The Fitting and Adjustment Process
Getting an oral appliance isn’t as simple as picking one up and wearing it. You’ll need a sleep study confirming obstructive sleep apnea, then a referral to a dentist trained in dental sleep medicine. The dentist takes impressions or digital scans of your teeth and bite, which are used to fabricate your custom device.
Once you have the appliance, it needs to be titrated, meaning the jaw advancement is gradually increased until your breathing events are controlled. Older protocols stretched this process over three to four months, but newer approaches using at-home sleep monitoring can find the right setting in about a month. One protocol has patients advance the device by 1 millimeter each night over five nights while wearing a finger sensor that tracks breathing disruptions. This data pinpoints the effective position quickly. Most people only need about 60% of the maximum possible advancement to get a significant effect, so the device doesn’t have to push your jaw as far forward as it can go.
After optimization, you’ll need periodic follow-ups to check both the device and your teeth. Adjustments beyond the first 90 days may not be covered by Medicare, so it’s worth confirming your insurance terms upfront.
Side Effects and Long-Term Changes
Short-term side effects are common but usually manageable. Most people experience some jaw tenderness and morning stiffness when they first start wearing a MAD. This typically improves as your muscles adapt over the first few weeks. Stretching exercises in the morning can help restore normal jaw movement.
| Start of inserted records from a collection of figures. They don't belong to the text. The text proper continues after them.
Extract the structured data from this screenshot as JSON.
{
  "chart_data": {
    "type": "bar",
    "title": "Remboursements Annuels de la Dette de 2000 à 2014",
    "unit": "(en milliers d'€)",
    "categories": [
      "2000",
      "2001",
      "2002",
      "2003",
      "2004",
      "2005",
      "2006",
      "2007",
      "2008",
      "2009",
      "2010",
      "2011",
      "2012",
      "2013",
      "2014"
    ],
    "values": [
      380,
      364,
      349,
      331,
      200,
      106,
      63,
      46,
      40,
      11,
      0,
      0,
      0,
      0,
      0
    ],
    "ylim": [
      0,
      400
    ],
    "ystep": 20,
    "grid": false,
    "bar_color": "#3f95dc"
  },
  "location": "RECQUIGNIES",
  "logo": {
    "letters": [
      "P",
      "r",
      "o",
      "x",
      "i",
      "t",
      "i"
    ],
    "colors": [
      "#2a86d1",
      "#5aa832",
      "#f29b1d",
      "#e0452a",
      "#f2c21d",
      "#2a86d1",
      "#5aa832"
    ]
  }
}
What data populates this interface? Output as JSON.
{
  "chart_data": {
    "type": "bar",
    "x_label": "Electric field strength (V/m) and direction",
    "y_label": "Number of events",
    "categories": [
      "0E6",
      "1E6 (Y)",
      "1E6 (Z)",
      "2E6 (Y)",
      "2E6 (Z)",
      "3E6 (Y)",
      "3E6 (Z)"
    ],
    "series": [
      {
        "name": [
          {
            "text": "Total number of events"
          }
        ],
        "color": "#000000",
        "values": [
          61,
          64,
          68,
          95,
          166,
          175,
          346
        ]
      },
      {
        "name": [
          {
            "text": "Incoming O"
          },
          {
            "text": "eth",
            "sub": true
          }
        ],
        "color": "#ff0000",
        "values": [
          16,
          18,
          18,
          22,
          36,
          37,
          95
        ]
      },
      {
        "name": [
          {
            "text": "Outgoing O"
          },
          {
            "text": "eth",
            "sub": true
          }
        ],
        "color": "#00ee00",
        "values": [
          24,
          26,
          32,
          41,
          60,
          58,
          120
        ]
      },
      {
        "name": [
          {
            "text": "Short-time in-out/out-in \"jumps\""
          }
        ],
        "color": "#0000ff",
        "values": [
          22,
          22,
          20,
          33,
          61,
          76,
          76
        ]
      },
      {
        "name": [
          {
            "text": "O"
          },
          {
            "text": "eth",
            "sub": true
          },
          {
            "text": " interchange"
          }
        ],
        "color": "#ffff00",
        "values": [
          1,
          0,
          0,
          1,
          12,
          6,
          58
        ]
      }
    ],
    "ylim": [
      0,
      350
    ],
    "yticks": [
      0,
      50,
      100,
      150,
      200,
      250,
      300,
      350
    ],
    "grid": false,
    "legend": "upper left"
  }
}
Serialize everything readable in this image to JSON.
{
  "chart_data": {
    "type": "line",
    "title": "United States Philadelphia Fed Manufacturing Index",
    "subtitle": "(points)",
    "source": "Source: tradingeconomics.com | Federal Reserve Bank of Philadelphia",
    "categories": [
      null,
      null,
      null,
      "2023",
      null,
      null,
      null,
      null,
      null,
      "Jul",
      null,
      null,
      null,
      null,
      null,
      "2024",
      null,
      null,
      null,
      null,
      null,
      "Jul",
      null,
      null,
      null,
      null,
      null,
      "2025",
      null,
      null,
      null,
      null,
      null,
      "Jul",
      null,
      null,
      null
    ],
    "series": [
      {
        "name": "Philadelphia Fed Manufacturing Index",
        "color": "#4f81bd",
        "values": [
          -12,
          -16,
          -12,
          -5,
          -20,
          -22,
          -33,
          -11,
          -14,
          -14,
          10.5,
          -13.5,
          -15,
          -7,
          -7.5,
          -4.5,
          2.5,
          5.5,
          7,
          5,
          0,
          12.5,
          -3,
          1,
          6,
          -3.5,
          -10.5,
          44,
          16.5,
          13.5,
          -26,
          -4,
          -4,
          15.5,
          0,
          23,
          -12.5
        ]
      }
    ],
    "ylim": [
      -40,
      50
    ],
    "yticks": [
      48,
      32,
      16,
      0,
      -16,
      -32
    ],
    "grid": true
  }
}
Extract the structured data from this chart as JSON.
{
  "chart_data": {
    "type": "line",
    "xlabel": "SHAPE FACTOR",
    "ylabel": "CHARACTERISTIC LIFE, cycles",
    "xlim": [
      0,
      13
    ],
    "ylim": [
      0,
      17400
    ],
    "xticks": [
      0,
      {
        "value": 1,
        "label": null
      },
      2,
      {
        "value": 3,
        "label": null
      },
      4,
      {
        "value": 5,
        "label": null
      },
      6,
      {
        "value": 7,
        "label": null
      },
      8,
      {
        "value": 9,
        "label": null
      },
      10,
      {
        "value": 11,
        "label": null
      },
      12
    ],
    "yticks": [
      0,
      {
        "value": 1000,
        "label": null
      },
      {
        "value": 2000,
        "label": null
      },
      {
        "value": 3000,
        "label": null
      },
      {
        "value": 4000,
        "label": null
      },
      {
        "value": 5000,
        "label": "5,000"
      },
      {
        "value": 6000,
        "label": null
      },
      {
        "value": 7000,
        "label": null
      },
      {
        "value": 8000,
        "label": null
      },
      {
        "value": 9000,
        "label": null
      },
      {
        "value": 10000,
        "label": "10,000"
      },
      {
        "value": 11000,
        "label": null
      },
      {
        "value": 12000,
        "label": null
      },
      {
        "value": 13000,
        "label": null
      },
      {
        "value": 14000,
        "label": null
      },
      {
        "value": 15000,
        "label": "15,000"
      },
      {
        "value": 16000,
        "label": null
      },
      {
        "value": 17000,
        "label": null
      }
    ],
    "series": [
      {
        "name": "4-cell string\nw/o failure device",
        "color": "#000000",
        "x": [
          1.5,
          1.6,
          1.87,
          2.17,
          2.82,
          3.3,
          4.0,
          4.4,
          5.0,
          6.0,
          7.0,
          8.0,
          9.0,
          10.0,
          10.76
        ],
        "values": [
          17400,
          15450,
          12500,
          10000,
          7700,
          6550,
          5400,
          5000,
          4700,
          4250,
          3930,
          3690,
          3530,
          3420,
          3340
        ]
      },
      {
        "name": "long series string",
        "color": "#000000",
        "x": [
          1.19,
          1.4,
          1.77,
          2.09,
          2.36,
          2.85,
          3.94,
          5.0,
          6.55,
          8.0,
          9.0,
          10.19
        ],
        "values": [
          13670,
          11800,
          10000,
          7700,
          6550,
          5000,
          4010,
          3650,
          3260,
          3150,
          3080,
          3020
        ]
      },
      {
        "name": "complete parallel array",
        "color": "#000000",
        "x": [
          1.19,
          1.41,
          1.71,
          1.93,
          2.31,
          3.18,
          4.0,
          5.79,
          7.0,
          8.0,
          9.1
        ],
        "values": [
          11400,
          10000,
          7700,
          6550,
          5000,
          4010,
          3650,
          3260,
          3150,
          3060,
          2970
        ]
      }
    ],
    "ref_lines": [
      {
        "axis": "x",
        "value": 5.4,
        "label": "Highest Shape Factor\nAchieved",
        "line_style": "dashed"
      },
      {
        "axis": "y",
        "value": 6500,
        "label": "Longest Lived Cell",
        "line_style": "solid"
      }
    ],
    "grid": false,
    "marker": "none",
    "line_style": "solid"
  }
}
Long-term changes are more significant and worth understanding before you commit. Research from the American Thoracic Society found that 81% of MAD users develop some dental side effects within five years. The most notable changes involve your bite: the horizontal overlap of your front teeth decreases by an average of 2.6 millimeters, and the vertical overlap drops by about 2.8 millimeters. In practical terms, your lower front teeth may tilt forward while your upper front teeth tip backward. Some people develop a gap where their front teeth no longer touch when they bite down.
Some users develop clicking or popping in the jaw joint, though this often doesn’t cause pain. Interestingly, across 13 clinical studies, no patients stopped MAD therapy solely because of jaw joint problems. The side effect that does force people to quit is persistent, sharp jaw pain that interferes with eating and speaking. This is different from the initial soreness, and when it doesn’t respond to device adjustments, it can outweigh the sleep benefits.
These bite changes are a trade-off, not necessarily a dealbreaker. For many people, the health consequences of untreated sleep apnea (cardiovascular strain, daytime fatigue, cognitive impairment) are far more serious than gradual shifts in tooth alignment. But it’s something to discuss with your dentist and monitor over time, especially if you’re younger and may use the device for decades.